Dans un hangar mal chauffé en Seine-Saint-Denis.

- Bonjour Monsieur !

- Bonjour Sophie !

- Alors vous, vous venez pour nous vendre quoi ?

- Je viens pour vous vendre mon assiette !

- Faites-voir ! … Oh comme elle est belle ! Vous en voulez combien de c't'affaire ?

- Le maximum ! 

- C'est pour un projet vacances ?

- Non, c'est pour me payer un détective pour retrouver mon chat !

- Ah c'est pas commun votre histoire... un détective pour retrouver votre chat... en général c'est plutôt pour retrouver sa femme, qu'on fait appel à un détective !

- Oui mais moi ma femme, je sais toujours où elle est !

- Voyez-vous ça petit coquin ! Qu'entendez-vous par là ?

- Ma femme, c'est assez simple!  Soit elle est au bord de la piscine, soit au club de gym avec son coiffeur ! Si elle s'absente pour autre chose, elle me le dit dans l'escalier !

- Dans l'escalier ? Vous habitez une maison donc ?

- Oui, avec des traites et du vieux parquet.

- Mais comment elle vous dit dans l'escalier ?

- "Chéri, j'ai des courses à faire... si j'ai un peu de retard, les cuisses sont sur la plaque... t'as qu'à te les faire réchauffer !"

- Les cuisses ?

- Oui ma femme et moi nous aimons bien le poulet aux olives ! C'est pratique et c'est bon !

- Comment le faites vous votre poulet ? Y a quelque chose de spécial  dedans que l'on a pas l'habitude de voir ailleurs ?

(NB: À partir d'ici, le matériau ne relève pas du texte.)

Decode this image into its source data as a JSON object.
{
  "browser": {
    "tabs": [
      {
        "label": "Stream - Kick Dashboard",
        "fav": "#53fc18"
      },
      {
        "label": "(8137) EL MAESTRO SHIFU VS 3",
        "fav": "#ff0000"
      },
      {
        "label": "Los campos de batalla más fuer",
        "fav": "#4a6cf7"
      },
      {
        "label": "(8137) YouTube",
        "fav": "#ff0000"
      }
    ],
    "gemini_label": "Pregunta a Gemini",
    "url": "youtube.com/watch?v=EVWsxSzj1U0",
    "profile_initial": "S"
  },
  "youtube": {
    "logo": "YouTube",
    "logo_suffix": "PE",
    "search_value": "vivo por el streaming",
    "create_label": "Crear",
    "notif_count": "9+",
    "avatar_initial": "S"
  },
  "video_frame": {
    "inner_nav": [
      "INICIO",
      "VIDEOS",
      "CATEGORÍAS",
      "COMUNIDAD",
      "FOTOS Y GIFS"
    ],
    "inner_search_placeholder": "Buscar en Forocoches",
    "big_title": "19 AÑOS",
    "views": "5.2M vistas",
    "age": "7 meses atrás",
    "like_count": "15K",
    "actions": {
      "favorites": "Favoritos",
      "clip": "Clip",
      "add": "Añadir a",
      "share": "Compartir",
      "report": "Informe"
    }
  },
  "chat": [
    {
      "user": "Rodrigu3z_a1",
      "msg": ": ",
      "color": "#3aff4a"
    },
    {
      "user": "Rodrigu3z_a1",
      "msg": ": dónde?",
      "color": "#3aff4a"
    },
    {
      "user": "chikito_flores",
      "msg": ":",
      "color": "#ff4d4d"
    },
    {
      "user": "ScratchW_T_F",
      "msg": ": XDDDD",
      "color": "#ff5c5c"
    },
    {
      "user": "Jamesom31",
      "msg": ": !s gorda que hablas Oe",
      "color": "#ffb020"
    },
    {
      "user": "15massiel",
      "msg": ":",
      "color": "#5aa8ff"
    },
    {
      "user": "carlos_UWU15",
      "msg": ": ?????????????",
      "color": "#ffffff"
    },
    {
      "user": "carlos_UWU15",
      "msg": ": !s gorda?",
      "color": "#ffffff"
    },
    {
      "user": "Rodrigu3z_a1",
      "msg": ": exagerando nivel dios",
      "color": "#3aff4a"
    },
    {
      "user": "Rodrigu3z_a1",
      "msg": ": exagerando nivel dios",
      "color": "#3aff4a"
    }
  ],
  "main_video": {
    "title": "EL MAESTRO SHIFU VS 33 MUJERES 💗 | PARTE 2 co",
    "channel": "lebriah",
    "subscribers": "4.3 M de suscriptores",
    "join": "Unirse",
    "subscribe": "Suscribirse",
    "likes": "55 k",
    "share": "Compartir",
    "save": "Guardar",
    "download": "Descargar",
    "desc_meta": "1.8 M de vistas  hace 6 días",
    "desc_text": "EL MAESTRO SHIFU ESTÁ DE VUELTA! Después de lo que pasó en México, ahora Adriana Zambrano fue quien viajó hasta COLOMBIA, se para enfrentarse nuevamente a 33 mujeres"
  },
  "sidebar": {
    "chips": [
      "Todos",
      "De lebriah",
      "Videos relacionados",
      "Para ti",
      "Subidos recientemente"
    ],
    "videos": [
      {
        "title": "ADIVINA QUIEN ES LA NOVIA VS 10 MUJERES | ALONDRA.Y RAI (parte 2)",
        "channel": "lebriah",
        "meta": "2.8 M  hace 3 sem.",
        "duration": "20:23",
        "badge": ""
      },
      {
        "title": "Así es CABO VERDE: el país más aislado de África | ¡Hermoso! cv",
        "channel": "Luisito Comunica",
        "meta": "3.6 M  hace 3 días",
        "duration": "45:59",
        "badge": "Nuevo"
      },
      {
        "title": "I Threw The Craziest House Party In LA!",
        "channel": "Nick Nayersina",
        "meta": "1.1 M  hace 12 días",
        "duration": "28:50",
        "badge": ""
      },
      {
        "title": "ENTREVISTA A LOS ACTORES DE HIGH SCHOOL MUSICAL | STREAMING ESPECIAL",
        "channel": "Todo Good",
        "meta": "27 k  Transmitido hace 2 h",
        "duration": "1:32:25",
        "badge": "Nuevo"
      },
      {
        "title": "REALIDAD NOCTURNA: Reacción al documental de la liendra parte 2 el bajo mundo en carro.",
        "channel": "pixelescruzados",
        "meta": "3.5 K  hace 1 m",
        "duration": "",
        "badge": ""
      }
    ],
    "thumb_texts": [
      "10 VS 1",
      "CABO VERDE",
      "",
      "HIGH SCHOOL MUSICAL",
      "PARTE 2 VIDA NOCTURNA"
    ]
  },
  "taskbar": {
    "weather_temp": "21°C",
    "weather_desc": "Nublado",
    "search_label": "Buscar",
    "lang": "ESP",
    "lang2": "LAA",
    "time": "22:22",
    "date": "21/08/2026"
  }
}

- Non, je le fais tout simplement ! Je fais revenir les cuisses dans une huile bien chaude, histoire de griller un peu les extérieurs, puis j'ajoute un gros oignon émincé et une gousse d'ail et je couvre à feux doux pendant bien une trentaine de minutes avec un filet de citron !

- C'est tout ?

- Ben oui ! C'est pour ça que je vous dis que c'est pratique !

- Et les olives alors ?

- Ah zut j'ai encore oublié les olives ! Ça fait déjà deux fois que je fais du poulet aux olives sans les olives !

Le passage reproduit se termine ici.